Mirror of Justice

A blog dedicated to the development of Catholic legal theory.
Affiliated with the Program on Church, State & Society at Notre Dame Law School.

Saturday, March 12, 2011

The Banal Hegemony of Garlic (o, Anticipando Lautsi)

Every so often, I spend the whole day cooking.  Generally it's Italian cuisine, though occasionally I will venture off as far as the hinterlands of France.  Yesterday was a day in the kitchen: a Bolognese sauce, a lobster bisque, and the beginnings (to be finished today) of a wild forest mushroom risotto -- oysters, morels, and porcini mushrooms.  And all of this with appropriate libationary accompaniments. 

Whenever I have days like this, my thoughts turn routinely and as a matter of natural and quite obvious course to religion.  Lately I've been waiting for the decision of the Grand Chamber of the European Court of Human Rights in Lautsi v.
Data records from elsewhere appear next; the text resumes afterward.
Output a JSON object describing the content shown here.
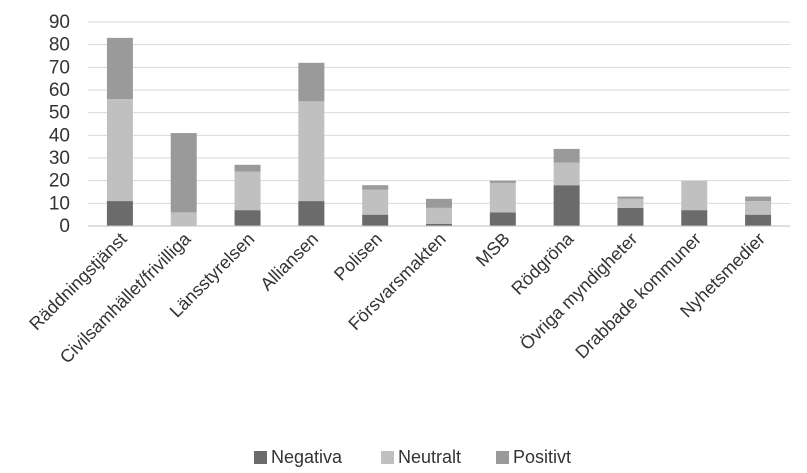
{
  "chart_data": {
    "type": "bar",
    "stacked": true,
    "categories": [
      "Räddningstjänst",
      "Civilsamhället/frivilliga",
      "Länsstyrelsen",
      "Alliansen",
      "Polisen",
      "Försvarsmakten",
      "MSB",
      "Rödgröna",
      "Övriga myndigheter",
      "Drabbade kommuner",
      "Nyhetsmedier"
    ],
    "series": [
      {
        "name": "Negativa",
        "color": "#6b6b6b",
        "values": [
          11,
          0,
          7,
          11,
          5,
          1,
          6,
          18,
          8,
          7,
          5
        ]
      },
      {
        "name": "Neutralt",
        "color": "#c0c0c0",
        "values": [
          45,
          6,
          17,
          44,
          11,
          7,
          13,
          10,
          4,
          13,
          6
        ]
      },
      {
        "name": "Positivt",
        "color": "#9a9a9a",
        "values": [
          27,
          35,
          3,
          17,
          2,
          4,
          1,
          6,
          1,
          0,
          2
        ]
      }
    ],
    "ylim": [
      0,
      90
    ],
    "yticks": [
      0,
      10,
      20,
      30,
      40,
      50,
      60,
      70,
      80,
      90
    ],
    "grid": true,
    "legend_position": "bottom"
  }
}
Italy -- the case dealing with the permissibility of displaying the crucifix in Italian public schools.  The decision of the full chamber is, according to the ECtHR's web page, coming this Friday the 18th.  (Here is a translation of the original decision from the French by "The Humanist Federation"). 

I've been anticipating it, but not with much optimism that the Grand Chamber will do anything to rectify the inadequate opinion that it had issued earlier.  And so, in my high state of readiness, I thought I'd share the best criticism I have read of the earlier opinion: this elegant rumination from last June by Professor Joseph Weiler emphasizing the uniqueness of the histories and cultures of each individual Western European nation, and the need for the ECtHR to be sensitive to those special and specific qualities in discussing these issues.  

I may have mentioned before at MOJ that food metaphors are frequently illuminating, and this affair is no exception.  Consider the hegemony of garlic.  Insisting on the domination of "laique," or secular, neutrality to the exclusion of all other values is like insisting on the domination of garlic over all other tastes in one's cuisine.  Of course, garlic's crude appeal will draw in and placate the broadest range of palates; just about everybody has a taste for the potently thick-booted allure of garlic, and, oh great, it's healthy too!  That is why restaurants that don't know what they're doing frequently mask their ineptitude by loading up on the garlic -- it disguises lack of depth and the complications of culinary tradition with an easily appealing, eminently recognizable little taste.  

But the trouble with garlic is that it overpowers everything with which it comes into contact.  Garlic is the suffocating equalizer of the kitchen.  And demanding that garlic be prominent in every dish, no matter the provenance or the particular, local flavor, will kill the dish -- it will destroy that which is distinctive, and uniquely pleasurable, about it.  Whatever it is that renders Italian and French cooking the grandes dames of gustatory delight (as they are) is choked off and flattened out by the common, acrid banality of garlic.   

More and related thoughts, Lucullian and otherwise, on the 18th.